Originally posted by eshmun
I'm personally not into investing in "good things" like they are fairground chocolate wheels. We will just have to trust your story about how timely you were buying in and out of this stock as your posting history on WAF only started today and we have no means by which to judge your claims.
To me you are sounding like an apologists for the master plan guys with your tin foil hat comments.
I've been around for a while and have seen scenarios where prices have been manipulated for a reason. On some occasions I've figured it out in advance and used it to my advantage to make money (ie the Drill Search, Beach merger).
Unfortunately I'm not accepting the WAF share price decline since early last year as simple market happenstance. To accept that would be to deny my own intelligence and experience. Others are free to believe what they like and accept the words of the apologists with agendas.
Good luck beating the dark forces. First we had the guy with the spreadsheet who came and went and now we have the market "rationalist" that suddenly appears to try and sooth the pain and convince people of the rational reasons for the price decline. It's all the work of the dark forces that want the price low and staying low.
It's alright, I'll be a buyer again at 19 cents and below. Esh
Wow, you sounded so much more rational at the beginning.
I'm not apologising for anyone, thought I was pretty clear and logical, and why would I not turn up after the share price hits screaming buy?. I'm an unashamed bargain hunter as volunteered. Share prices are like sharks, they can never stay still but have to keep moving. Fear and greed, momentum, profits and losses are how most people view the stock market. Like I said, you can't take things too personally or watch day to day prices and see plots in every shadow. The market is a great game where everybody is trying to win by hook or by crook and more often than not it is the long term passive holders who see profits rise then fall and end up with nothing to show for the ride.
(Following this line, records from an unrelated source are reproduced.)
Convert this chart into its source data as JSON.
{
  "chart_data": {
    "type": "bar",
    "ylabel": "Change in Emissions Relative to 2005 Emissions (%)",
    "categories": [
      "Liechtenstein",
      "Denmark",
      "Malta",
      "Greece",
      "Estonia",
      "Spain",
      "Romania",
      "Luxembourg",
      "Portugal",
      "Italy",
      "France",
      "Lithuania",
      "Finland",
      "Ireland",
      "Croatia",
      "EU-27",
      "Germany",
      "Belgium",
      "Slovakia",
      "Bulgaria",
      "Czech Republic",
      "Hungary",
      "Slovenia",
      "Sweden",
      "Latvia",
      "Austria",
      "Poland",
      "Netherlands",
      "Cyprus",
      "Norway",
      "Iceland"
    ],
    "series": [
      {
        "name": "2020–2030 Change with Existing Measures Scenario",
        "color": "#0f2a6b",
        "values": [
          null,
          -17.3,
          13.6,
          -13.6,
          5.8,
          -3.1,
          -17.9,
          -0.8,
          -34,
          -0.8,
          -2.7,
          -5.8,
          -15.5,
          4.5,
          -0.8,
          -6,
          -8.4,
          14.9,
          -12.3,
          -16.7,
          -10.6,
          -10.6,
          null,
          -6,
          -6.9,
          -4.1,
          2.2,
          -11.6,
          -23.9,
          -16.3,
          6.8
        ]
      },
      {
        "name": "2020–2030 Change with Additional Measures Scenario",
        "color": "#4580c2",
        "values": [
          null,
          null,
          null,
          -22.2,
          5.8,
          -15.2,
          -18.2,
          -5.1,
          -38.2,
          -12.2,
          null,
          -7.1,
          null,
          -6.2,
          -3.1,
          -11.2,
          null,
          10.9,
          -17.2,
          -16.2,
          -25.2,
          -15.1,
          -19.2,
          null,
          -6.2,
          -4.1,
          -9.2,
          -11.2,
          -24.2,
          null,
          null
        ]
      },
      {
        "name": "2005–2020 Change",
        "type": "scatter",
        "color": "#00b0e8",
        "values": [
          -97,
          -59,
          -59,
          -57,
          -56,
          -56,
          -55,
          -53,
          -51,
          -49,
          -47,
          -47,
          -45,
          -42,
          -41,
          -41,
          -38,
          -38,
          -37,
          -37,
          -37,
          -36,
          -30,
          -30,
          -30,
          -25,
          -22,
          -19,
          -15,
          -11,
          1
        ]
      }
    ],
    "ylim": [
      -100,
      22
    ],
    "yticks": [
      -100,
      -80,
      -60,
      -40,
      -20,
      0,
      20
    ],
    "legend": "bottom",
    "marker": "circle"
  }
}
Sure, there may be a predator selling the price down for an eventual cheap takeover or the explanation may be much simpler. For years now the market has twigged that companies cum capital raise will issue a lot of stock at a discount to sophisticates and then throw an SPP bone to the long suffering. The share price invariably walks down to the placement price as enough people arbitrage the SPP discount or simply the underwriters who pick up the shortfall, pocket 6% underwriting fees just sell out to move on. This pattern becomes a self fulfilling prophecy as shareholders big or small look to take profits or average down knowing the share price will drop into a discounted raising. Given it is self fulfilling the larger sharks short aggressively or sell down knowing they can refill for a tidy profit from the forthcoming placement. Management don;t like it one bit but the pressure to refill the coffers given ever present market uncertainty and a relentless quarterly spend forces them to play into the traders hands. I'm sure this is nothing new to anybody reading.
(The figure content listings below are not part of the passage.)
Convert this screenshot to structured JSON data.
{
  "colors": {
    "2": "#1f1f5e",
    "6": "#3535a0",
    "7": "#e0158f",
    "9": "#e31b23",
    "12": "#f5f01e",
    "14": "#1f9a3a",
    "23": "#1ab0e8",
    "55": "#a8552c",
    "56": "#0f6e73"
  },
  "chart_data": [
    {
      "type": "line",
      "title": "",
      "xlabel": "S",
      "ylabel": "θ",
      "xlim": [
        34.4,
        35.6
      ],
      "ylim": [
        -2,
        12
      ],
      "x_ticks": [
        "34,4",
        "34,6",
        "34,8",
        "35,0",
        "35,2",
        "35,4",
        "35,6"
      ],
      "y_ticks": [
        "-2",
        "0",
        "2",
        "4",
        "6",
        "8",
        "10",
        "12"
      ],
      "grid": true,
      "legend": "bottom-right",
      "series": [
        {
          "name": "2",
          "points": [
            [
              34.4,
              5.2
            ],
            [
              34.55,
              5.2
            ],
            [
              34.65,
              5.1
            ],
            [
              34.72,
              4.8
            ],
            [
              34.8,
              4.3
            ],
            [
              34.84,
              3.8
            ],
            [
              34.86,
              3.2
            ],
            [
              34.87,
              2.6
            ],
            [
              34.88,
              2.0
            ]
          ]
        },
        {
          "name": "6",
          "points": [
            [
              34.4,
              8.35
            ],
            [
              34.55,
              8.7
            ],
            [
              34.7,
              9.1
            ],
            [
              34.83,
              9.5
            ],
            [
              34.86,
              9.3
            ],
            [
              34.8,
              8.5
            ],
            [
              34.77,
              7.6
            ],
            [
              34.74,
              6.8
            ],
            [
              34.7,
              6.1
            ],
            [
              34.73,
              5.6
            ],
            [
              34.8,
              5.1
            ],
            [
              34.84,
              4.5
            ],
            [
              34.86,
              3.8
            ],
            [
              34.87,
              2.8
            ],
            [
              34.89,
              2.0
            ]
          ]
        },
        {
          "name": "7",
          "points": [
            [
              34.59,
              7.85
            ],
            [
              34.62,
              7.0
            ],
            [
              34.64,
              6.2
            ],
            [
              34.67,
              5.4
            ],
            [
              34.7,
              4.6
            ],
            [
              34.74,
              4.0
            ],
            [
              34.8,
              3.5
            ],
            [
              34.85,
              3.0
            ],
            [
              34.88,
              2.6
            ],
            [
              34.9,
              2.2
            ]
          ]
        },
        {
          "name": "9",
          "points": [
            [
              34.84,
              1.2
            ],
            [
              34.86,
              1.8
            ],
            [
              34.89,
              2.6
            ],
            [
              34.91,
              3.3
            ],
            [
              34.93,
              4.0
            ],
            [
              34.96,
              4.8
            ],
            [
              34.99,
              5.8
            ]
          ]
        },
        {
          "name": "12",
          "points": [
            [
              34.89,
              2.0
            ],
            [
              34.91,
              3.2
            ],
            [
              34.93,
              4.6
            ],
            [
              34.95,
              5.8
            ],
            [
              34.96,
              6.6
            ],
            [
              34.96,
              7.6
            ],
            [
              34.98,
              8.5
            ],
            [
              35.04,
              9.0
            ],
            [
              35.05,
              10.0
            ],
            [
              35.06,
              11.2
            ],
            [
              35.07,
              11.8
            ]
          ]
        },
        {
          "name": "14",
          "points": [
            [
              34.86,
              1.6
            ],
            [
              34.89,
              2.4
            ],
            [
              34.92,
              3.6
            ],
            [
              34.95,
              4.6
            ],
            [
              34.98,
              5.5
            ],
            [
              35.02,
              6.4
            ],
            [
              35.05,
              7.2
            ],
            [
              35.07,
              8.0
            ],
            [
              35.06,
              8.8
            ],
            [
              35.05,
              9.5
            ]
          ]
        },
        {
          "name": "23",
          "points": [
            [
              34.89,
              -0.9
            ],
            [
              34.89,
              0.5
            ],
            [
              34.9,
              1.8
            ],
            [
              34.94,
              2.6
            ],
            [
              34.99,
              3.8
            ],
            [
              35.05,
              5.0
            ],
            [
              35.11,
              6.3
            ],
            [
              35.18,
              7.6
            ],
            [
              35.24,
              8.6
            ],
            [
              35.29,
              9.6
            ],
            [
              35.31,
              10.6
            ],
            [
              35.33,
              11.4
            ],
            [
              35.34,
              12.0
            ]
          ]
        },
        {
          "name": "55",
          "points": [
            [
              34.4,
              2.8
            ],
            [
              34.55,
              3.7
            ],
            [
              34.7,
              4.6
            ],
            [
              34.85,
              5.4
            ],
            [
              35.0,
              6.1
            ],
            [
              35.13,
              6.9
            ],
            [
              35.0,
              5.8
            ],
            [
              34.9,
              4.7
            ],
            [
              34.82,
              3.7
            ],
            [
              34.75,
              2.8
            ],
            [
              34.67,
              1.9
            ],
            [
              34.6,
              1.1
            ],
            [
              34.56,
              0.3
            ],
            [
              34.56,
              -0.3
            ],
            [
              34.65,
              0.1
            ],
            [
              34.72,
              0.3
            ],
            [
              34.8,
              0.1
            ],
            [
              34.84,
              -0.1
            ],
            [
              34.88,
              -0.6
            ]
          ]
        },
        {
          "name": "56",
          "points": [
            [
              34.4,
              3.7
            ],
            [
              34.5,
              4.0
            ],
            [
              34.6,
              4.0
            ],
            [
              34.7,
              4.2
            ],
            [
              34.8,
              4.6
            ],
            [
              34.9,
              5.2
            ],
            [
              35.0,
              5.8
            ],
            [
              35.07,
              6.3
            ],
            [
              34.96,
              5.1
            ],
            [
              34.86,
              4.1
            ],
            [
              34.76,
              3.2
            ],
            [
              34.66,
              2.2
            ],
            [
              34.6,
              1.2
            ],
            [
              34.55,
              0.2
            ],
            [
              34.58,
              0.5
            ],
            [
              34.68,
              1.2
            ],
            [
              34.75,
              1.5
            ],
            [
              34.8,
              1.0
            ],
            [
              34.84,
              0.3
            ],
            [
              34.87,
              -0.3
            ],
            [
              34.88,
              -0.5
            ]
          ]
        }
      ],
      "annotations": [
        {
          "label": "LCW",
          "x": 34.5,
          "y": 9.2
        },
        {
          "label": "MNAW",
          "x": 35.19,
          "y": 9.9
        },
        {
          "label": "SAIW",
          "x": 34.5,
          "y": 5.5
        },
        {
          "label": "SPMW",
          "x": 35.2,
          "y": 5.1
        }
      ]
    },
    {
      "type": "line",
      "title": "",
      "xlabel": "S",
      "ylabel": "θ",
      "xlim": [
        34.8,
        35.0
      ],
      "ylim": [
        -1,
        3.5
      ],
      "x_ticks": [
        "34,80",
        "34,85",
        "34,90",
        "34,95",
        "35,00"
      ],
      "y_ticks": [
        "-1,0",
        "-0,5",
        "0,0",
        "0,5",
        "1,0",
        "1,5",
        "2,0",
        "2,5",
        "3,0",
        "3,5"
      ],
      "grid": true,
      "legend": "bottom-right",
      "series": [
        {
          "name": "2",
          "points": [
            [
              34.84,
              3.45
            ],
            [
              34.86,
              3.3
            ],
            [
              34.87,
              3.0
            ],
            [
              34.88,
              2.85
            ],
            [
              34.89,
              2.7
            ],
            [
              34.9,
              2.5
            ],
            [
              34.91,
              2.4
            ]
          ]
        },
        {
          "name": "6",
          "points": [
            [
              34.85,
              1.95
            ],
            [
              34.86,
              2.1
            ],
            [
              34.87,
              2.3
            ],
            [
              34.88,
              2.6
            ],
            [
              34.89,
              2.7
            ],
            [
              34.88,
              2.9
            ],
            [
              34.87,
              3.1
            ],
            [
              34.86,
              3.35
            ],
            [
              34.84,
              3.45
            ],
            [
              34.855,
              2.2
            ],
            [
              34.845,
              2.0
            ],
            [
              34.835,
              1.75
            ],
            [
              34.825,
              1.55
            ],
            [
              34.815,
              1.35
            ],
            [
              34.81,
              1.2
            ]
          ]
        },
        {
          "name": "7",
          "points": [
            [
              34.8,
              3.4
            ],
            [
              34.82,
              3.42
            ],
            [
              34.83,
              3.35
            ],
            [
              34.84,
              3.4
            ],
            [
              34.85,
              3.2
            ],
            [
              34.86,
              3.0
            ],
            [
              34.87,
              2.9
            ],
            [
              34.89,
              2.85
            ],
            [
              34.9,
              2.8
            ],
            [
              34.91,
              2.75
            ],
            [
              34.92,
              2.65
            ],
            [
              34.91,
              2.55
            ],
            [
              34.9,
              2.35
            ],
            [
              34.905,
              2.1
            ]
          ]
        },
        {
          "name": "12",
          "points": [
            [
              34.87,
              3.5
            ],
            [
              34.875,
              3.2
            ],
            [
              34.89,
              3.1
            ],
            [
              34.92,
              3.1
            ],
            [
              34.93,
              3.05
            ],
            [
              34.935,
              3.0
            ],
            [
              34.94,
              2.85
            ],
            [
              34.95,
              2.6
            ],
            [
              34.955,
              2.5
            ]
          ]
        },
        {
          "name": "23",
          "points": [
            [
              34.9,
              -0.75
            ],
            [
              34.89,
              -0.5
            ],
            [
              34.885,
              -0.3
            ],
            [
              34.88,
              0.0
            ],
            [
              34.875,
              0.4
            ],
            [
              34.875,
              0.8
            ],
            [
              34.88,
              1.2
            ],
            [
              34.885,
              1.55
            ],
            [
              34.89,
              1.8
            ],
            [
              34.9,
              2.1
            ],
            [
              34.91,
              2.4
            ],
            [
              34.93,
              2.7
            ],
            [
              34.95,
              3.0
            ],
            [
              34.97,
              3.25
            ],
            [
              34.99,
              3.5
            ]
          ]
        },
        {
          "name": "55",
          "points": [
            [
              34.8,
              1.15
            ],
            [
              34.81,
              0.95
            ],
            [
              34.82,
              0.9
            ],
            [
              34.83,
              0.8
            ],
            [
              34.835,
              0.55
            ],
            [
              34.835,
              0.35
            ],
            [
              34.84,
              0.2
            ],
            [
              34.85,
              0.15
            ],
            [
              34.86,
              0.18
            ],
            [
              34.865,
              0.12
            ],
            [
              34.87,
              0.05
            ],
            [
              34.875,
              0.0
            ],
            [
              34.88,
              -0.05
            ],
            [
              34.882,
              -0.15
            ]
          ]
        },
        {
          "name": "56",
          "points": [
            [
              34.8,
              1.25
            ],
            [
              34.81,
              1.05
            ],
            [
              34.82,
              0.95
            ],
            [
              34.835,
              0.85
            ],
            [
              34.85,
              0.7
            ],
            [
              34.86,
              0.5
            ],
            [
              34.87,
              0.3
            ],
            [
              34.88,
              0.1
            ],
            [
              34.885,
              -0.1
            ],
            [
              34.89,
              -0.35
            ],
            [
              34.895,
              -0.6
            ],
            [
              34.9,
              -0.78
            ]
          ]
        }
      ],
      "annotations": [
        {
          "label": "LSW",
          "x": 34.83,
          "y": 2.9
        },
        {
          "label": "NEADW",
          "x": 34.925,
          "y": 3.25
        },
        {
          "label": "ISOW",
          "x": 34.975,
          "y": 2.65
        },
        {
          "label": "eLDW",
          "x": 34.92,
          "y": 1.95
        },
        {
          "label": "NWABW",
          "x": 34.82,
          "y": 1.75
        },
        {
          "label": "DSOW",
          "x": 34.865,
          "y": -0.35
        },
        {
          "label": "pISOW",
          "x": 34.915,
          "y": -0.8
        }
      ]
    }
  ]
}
Call it manipulation if you like, I call it reality of the stock market. Happens in juniors, happens in mid-caps and happens in blue chips when there is a sniff of desperation and cash flow squeeze in the air. The need to raise capital is a green light to sell down aggressively and pray tell, who wants to stand in front of that train? WAF had to raise a large chunk of capital as their equity part of a mine development finance package. I knew it, everybody knew it and so I stood back and didn't buy while the savvy sold down to re-stock from the raise price. I see it every week, time and again, the long suffering holders hate it, grizzle about it, but what do you do? I chose to buy low and sell high and IMO this last finance raise looked a damn fine discount. Sure, as some on this thread would say "2 years of no action equals a falling share price" and to some extent they are correct and I have gone too early. However, if selling into a cap raise has been hard enough and the discount steep enough, knowing it may be the last raise, I am happy to not get too cute and wait until the last minute. What did Confucius say "he who tries to pick the market bottom get smelly fingers". Great value will do me with the chance of a takeover balancing the 2 year build boredom.
You, the guy with the spreadsheet whoever he is, and everybody else who bought since mid 2017 may have sour grapes but don't get paranoid on me. I'm not trying to sooth anyone's pain, I'm simply rationalising my own decision to buy a fallen angel and happy to share my research and belief then have it challenged to see if I've missed any fatal flaws. I will sell WAF and not look back without a seconds thought if the facts change for the worse, I always try to stay objective. Stocks are a mistress, sometimes a one night stand, never a marriage.